Postoperatively the fever resolved, but the diarrhoea continued for several weeks. Two weeks later he developed a right knee effusion associated with raised inflammatory markers (CRP 37 mg/l). Subsequently, the left knee and right elbow also swelled, with 1 hour of morning stiffness. Synovial fluid from the knee and blood cultures was sterile; the diarrhoea was mild and stool cultures were not performed. Treatment with non-steroidal anti-inflammatory drugs and sulfasalazine was started. The arthritis resolved over the next 3 months, with normalisation of inflammatory markers; at the last review the patient had stopped all treatment and was well.

Serological testing showed raised titres (1/1280) of antibodies to Yersinia enterocolitica O:3 (⩾1/160 being considered significant), which remained at 1/640 3 months later.

On the basis of the clinical picture and serology a diagnosis of yersiniosis was made.

DISCUSSION

Reactive arthritis following enteric Y enterocolitica infection is well described.1Y enterocolitica and Y pseudotuberculosis are also well known causes of mesenteric adenitis, ileocolitis, and appendicitis,2 but reports of reactive arthritis following Y enterocolitica appendicitis are surprisingly rare.3,4

Pure cultures of Y enterocolitica have occasionally been isolated from acutely inflamed appendices, suggesting a primary pathogenic role for this species.5 Serological evidence of acute infection by Y enterocolitica was also reported in three of 90 patients with acute appendicitis;6 of these, two had postoperative diarrhoea. In another series7 evidence of Y enterocolitica or Y pseudotuberculosis was found by a polymerase chain reaction technique in 10 of 40 cases of granulomatous appendicitis but in none of 30 cases of non-granulomatous appendicitis.

An unexpected feature of this case was that granulomas were not seen on histology.
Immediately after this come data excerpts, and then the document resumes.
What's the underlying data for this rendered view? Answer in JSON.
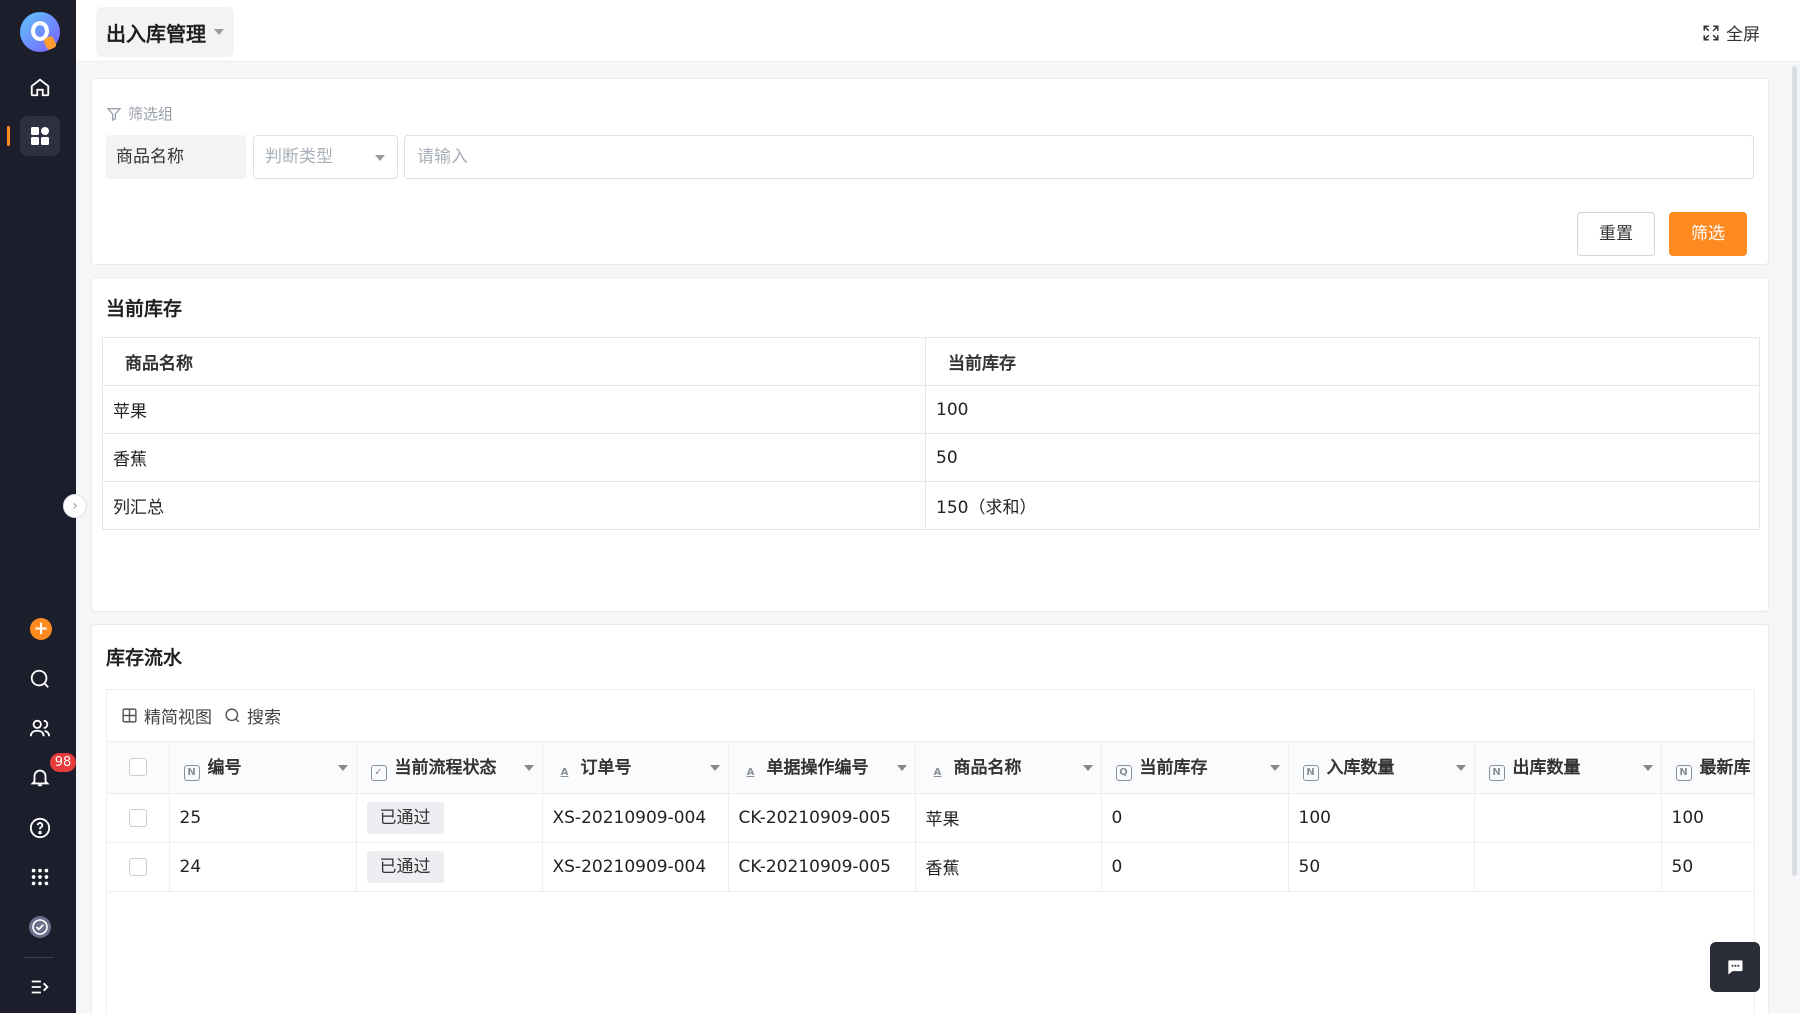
{
  "header": {
    "page_title": "出入库管理",
    "fullscreen_label": "全屏"
  },
  "sidebar": {
    "notification_count": "98",
    "items": [
      "logo",
      "home-icon",
      "apps-grid-icon",
      "add-icon",
      "search-icon",
      "users-icon",
      "bell-icon",
      "help-icon",
      "app-menu-icon",
      "check-circle-icon",
      "expand-icon"
    ],
    "accent_color": "#ff8a1f"
  },
  "filter": {
    "group_label": "筛选组",
    "field_label": "商品名称",
    "type_placeholder": "判断类型",
    "input_placeholder": "请输入",
    "reset_label": "重置",
    "submit_label": "筛选"
  },
  "stock": {
    "title": "当前库存",
    "columns": [
      "商品名称",
      "当前库存"
    ],
    "rows": [
      [
        "苹果",
        "100"
      ],
      [
        "香蕉",
        "50"
      ],
      [
        "列汇总",
        "150（求和）"
      ]
    ]
  },
  "flow": {
    "title": "库存流水",
    "toolbar": {
      "view_label": "精简视图",
      "search_label": "搜索"
    },
    "columns": [
      {
        "label": "编号",
        "icon": "N"
      },
      {
        "label": "当前流程状态",
        "icon": "check"
      },
      {
        "label": "订单号",
        "icon": "A"
      },
      {
        "label": "单据操作编号",
        "icon": "A"
      },
      {
        "label": "商品名称",
        "icon": "A"
      },
      {
        "label": "当前库存",
        "icon": "Q"
      },
      {
        "label": "入库数量",
        "icon": "N"
      },
      {
        "label": "出库数量",
        "icon": "N"
      },
      {
        "label": "最新库",
        "icon": "N"
      }
    ],
    "rows": [
      {
        "id": "25",
        "status": "已通过",
        "order": "XS-20210909-004",
        "doc": "CK-20210909-005",
        "name": "苹果",
        "stock": "0",
        "in": "100",
        "out": "",
        "latest": "100"
      },
      {
        "id": "24",
        "status": "已通过",
        "order": "XS-20210909-004",
        "doc": "CK-20210909-005",
        "name": "香蕉",
        "stock": "0",
        "in": "50",
        "out": "",
        "latest": "50"
      }
    ]
  }
}
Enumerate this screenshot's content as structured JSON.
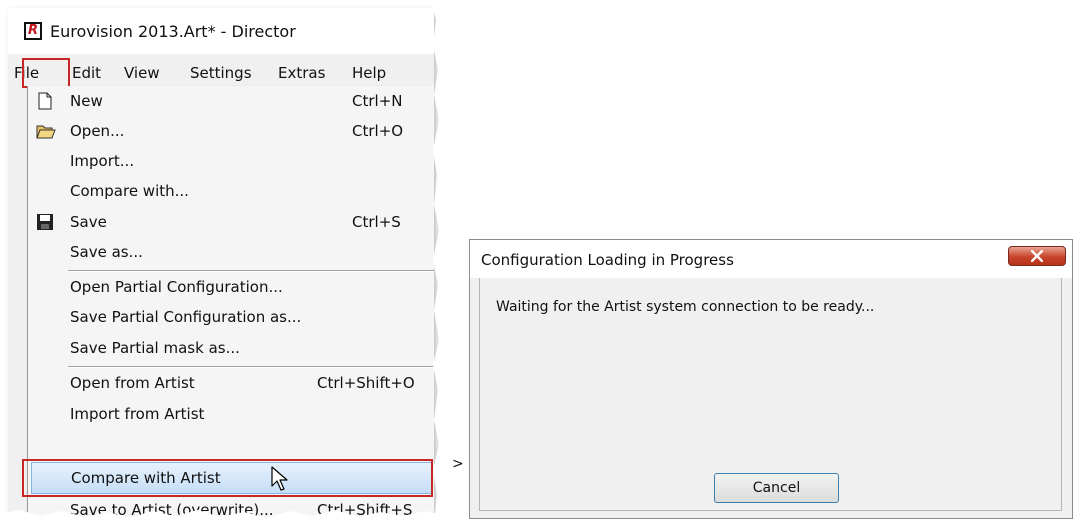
{
  "director": {
    "title": "Eurovision 2013.Art* - Director",
    "logo": "R",
    "menu": [
      "File",
      "Edit",
      "View",
      "Settings",
      "Extras",
      "Help"
    ],
    "file_menu": [
      {
        "label": "New",
        "shortcut": "Ctrl+N",
        "icon": "new-file-icon"
      },
      {
        "label": "Open...",
        "shortcut": "Ctrl+O",
        "icon": "open-folder-icon"
      },
      {
        "label": "Import...",
        "shortcut": ""
      },
      {
        "label": "Compare with...",
        "shortcut": ""
      },
      {
        "label": "Save",
        "shortcut": "Ctrl+S",
        "icon": "save-disk-icon"
      },
      {
        "label": "Save as...",
        "shortcut": ""
      },
      {
        "label": "Open Partial Configuration...",
        "shortcut": ""
      },
      {
        "label": "Save Partial Configuration as...",
        "shortcut": ""
      },
      {
        "label": "Save Partial mask as...",
        "shortcut": ""
      },
      {
        "label": "Open from Artist",
        "shortcut": "Ctrl+Shift+O"
      },
      {
        "label": "Import from Artist",
        "shortcut": ""
      },
      {
        "label": "Compare with Artist",
        "shortcut": "",
        "highlighted": true
      },
      {
        "label": "Save to Artist (overwrite)...",
        "shortcut": "Ctrl+Shift+S"
      }
    ]
  },
  "arrow_mark": ">",
  "dialog": {
    "title": "Configuration Loading in Progress",
    "close_icon": "close-x-icon",
    "message": "Waiting for the Artist system connection to be ready...",
    "cancel_label": "Cancel"
  },
  "colors": {
    "highlight_border": "#c62828",
    "menu_hover": "#c6def7",
    "close_button": "#c8442c",
    "button_focus_border": "#3c7fb1"
  }
}
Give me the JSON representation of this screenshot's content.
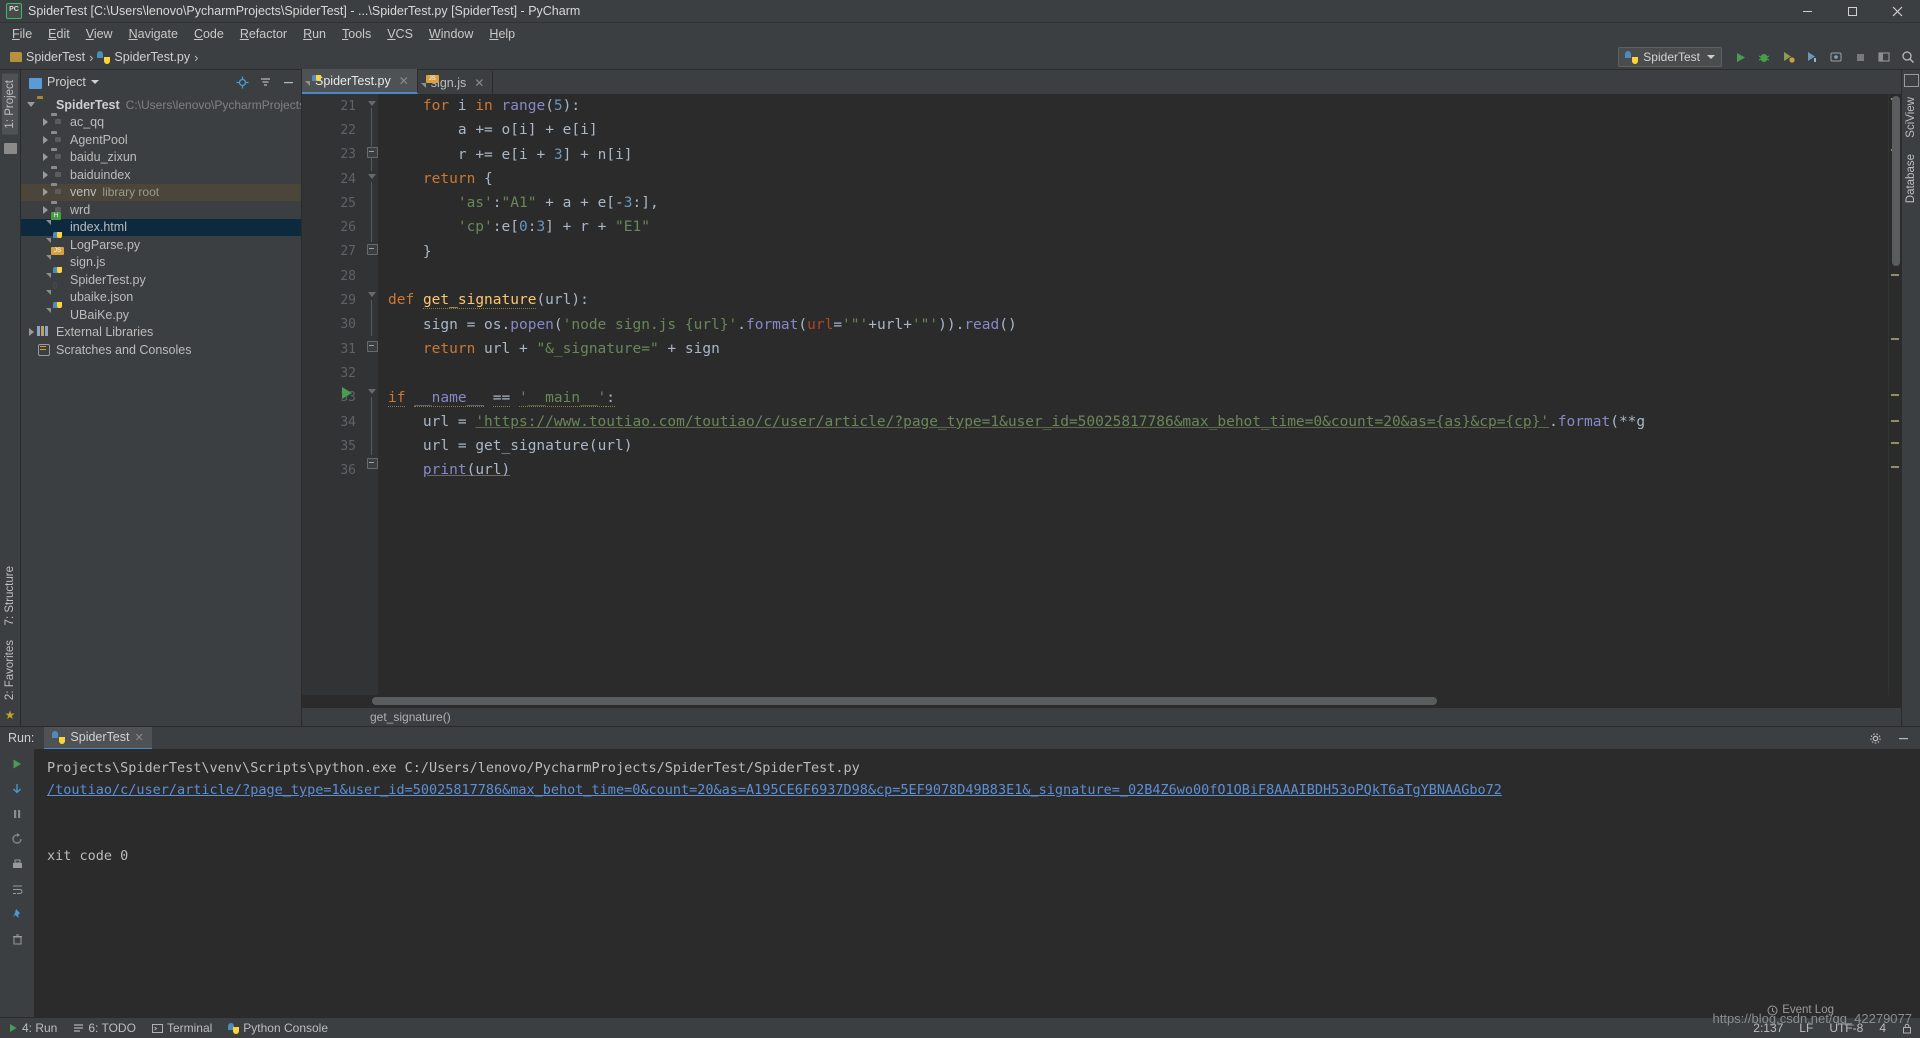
{
  "window": {
    "title": "SpiderTest [C:\\Users\\lenovo\\PycharmProjects\\SpiderTest] - ...\\SpiderTest.py [SpiderTest] - PyCharm",
    "app_icon": "pycharm-icon",
    "minimize": "–",
    "maximize": "❐",
    "close": "✕"
  },
  "menubar": {
    "items": [
      {
        "label": "File"
      },
      {
        "label": "Edit"
      },
      {
        "label": "View"
      },
      {
        "label": "Navigate"
      },
      {
        "label": "Code"
      },
      {
        "label": "Refactor"
      },
      {
        "label": "Run"
      },
      {
        "label": "Tools"
      },
      {
        "label": "VCS"
      },
      {
        "label": "Window"
      },
      {
        "label": "Help"
      }
    ]
  },
  "breadcrumb": {
    "project": "SpiderTest",
    "file": "SpiderTest.py"
  },
  "run_config": {
    "name": "SpiderTest",
    "icon": "python-icon"
  },
  "toolbar_icons": [
    "run-icon",
    "debug-icon",
    "coverage-icon",
    "profile-icon",
    "attach-icon",
    "stop-icon",
    "layout-icon",
    "search-icon"
  ],
  "left_rail": {
    "project_tab": "1: Project",
    "structure_tab": "7: Structure",
    "favorites_tab": "2: Favorites"
  },
  "right_rail": {
    "sciview_tab": "SciView",
    "database_tab": "Database"
  },
  "project_panel": {
    "title": "Project",
    "locate_icon": "locate-icon",
    "collapse_icon": "collapse-all-icon",
    "tree": [
      {
        "label": "SpiderTest",
        "sub": "C:\\Users\\lenovo\\PycharmProjects\\Spider",
        "icon": "folder-root",
        "depth": 0,
        "arrow": "down",
        "bold": true,
        "state": "normal"
      },
      {
        "label": "ac_qq",
        "sub": "",
        "icon": "folder-module",
        "depth": 1,
        "arrow": "right",
        "bold": false,
        "state": "normal"
      },
      {
        "label": "AgentPool",
        "sub": "",
        "icon": "folder-module",
        "depth": 1,
        "arrow": "right",
        "bold": false,
        "state": "normal"
      },
      {
        "label": "baidu_zixun",
        "sub": "",
        "icon": "folder-module",
        "depth": 1,
        "arrow": "right",
        "bold": false,
        "state": "normal"
      },
      {
        "label": "baiduindex",
        "sub": "",
        "icon": "folder-module",
        "depth": 1,
        "arrow": "right",
        "bold": false,
        "state": "normal"
      },
      {
        "label": "venv",
        "sub": "library root",
        "icon": "folder-module",
        "depth": 1,
        "arrow": "right",
        "bold": false,
        "state": "highlight"
      },
      {
        "label": "wrd",
        "sub": "",
        "icon": "folder-module",
        "depth": 1,
        "arrow": "right",
        "bold": false,
        "state": "normal"
      },
      {
        "label": "index.html",
        "sub": "",
        "icon": "html-file",
        "depth": 1,
        "arrow": "none",
        "bold": false,
        "state": "selected"
      },
      {
        "label": "LogParse.py",
        "sub": "",
        "icon": "python-file",
        "depth": 1,
        "arrow": "none",
        "bold": false,
        "state": "normal"
      },
      {
        "label": "sign.js",
        "sub": "",
        "icon": "js-file",
        "depth": 1,
        "arrow": "none",
        "bold": false,
        "state": "normal"
      },
      {
        "label": "SpiderTest.py",
        "sub": "",
        "icon": "python-file",
        "depth": 1,
        "arrow": "none",
        "bold": false,
        "state": "normal"
      },
      {
        "label": "ubaike.json",
        "sub": "",
        "icon": "json-file",
        "depth": 1,
        "arrow": "none",
        "bold": false,
        "state": "normal"
      },
      {
        "label": "UBaiKe.py",
        "sub": "",
        "icon": "python-file",
        "depth": 1,
        "arrow": "none",
        "bold": false,
        "state": "normal"
      },
      {
        "label": "External Libraries",
        "sub": "",
        "icon": "library-icon",
        "depth": 0,
        "arrow": "right",
        "bold": false,
        "state": "normal"
      },
      {
        "label": "Scratches and Consoles",
        "sub": "",
        "icon": "scratch-icon",
        "depth": 0,
        "arrow": "none",
        "bold": false,
        "state": "normal"
      }
    ]
  },
  "editor": {
    "tabs": [
      {
        "label": "SpiderTest.py",
        "icon": "python-file",
        "active": true,
        "close": "✕"
      },
      {
        "label": "sign.js",
        "icon": "js-file",
        "active": false,
        "close": "✕"
      }
    ],
    "first_line": 21,
    "lines": [
      {
        "n": 21,
        "text": "    for i in range(5):"
      },
      {
        "n": 22,
        "text": "        a += o[i] + e[i]"
      },
      {
        "n": 23,
        "text": "        r += e[i + 3] + n[i]"
      },
      {
        "n": 24,
        "text": "    return {"
      },
      {
        "n": 25,
        "text": "        'as':\"A1\" + a + e[-3:],"
      },
      {
        "n": 26,
        "text": "        'cp':e[0:3] + r + \"E1\""
      },
      {
        "n": 27,
        "text": "    }"
      },
      {
        "n": 28,
        "text": ""
      },
      {
        "n": 29,
        "text": "def get_signature(url):"
      },
      {
        "n": 30,
        "text": "    sign = os.popen('node sign.js {url}'.format(url='\"'+url+'\"')).read()"
      },
      {
        "n": 31,
        "text": "    return url + \"&_signature=\" + sign"
      },
      {
        "n": 32,
        "text": ""
      },
      {
        "n": 33,
        "text": "if __name__ == '__main__':"
      },
      {
        "n": 34,
        "text": "    url = 'https://www.toutiao.com/toutiao/c/user/article/?page_type=1&user_id=50025817786&max_behot_time=0&count=20&as={as}&cp={cp}'.format(**g"
      },
      {
        "n": 35,
        "text": "    url = get_signature(url)"
      },
      {
        "n": 36,
        "text": "    print(url)"
      }
    ],
    "status_breadcrumb": "get_signature()"
  },
  "run_panel": {
    "label": "Run:",
    "tab": "SpiderTest",
    "tab_close": "✕",
    "side_icons": [
      "run-icon",
      "scroll-down-icon",
      "pause-icon",
      "rerun-icon",
      "print-icon",
      "soft-wrap-icon",
      "pin-icon",
      "trash-icon"
    ],
    "settings_icon": "gear-icon",
    "minimize_icon": "minimize-icon",
    "console_lines": [
      {
        "text": "Projects\\SpiderTest\\venv\\Scripts\\python.exe C:/Users/lenovo/PycharmProjects/SpiderTest/SpiderTest.py",
        "link": false
      },
      {
        "text": "/toutiao/c/user/article/?page_type=1&user_id=50025817786&max_behot_time=0&count=20&as=A195CE6F6937D98&cp=5EF9078D49B83E1&_signature=_02B4Z6wo00fO1OBiF8AAAIBDH53oPQkT6aTgYBNAAGbo72",
        "link": true
      },
      {
        "text": "",
        "link": false
      },
      {
        "text": "xit code 0",
        "link": false
      }
    ]
  },
  "statusbar": {
    "items": [
      {
        "label": "4: Run",
        "icon": "run-icon"
      },
      {
        "label": "6: TODO",
        "icon": "todo-icon"
      },
      {
        "label": "Terminal",
        "icon": "terminal-icon"
      },
      {
        "label": "Python Console",
        "icon": "python-icon"
      }
    ],
    "event_log": "Event Log",
    "caret": "2:137",
    "line_sep": "LF",
    "encoding": "UTF-8",
    "indent": "4"
  },
  "watermark": "https://blog.csdn.net/qq_42279077"
}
The significance of the eosinophilia is uncertain, but in other respects the histology was typical of acute appendicitis. The association of appendicitis and yersinia induced reactive arthritis appears to be surprisingly unusual, despite the common occurrence of each condition individually. Nevertheless, it is clearly important for physicians to be aware that abdominal pain in patients with reactive arthritis may signify the potentially lethal complication of appendicitis, and for surgeons to be aware that appendicitis may be complicated by reactive arthritis.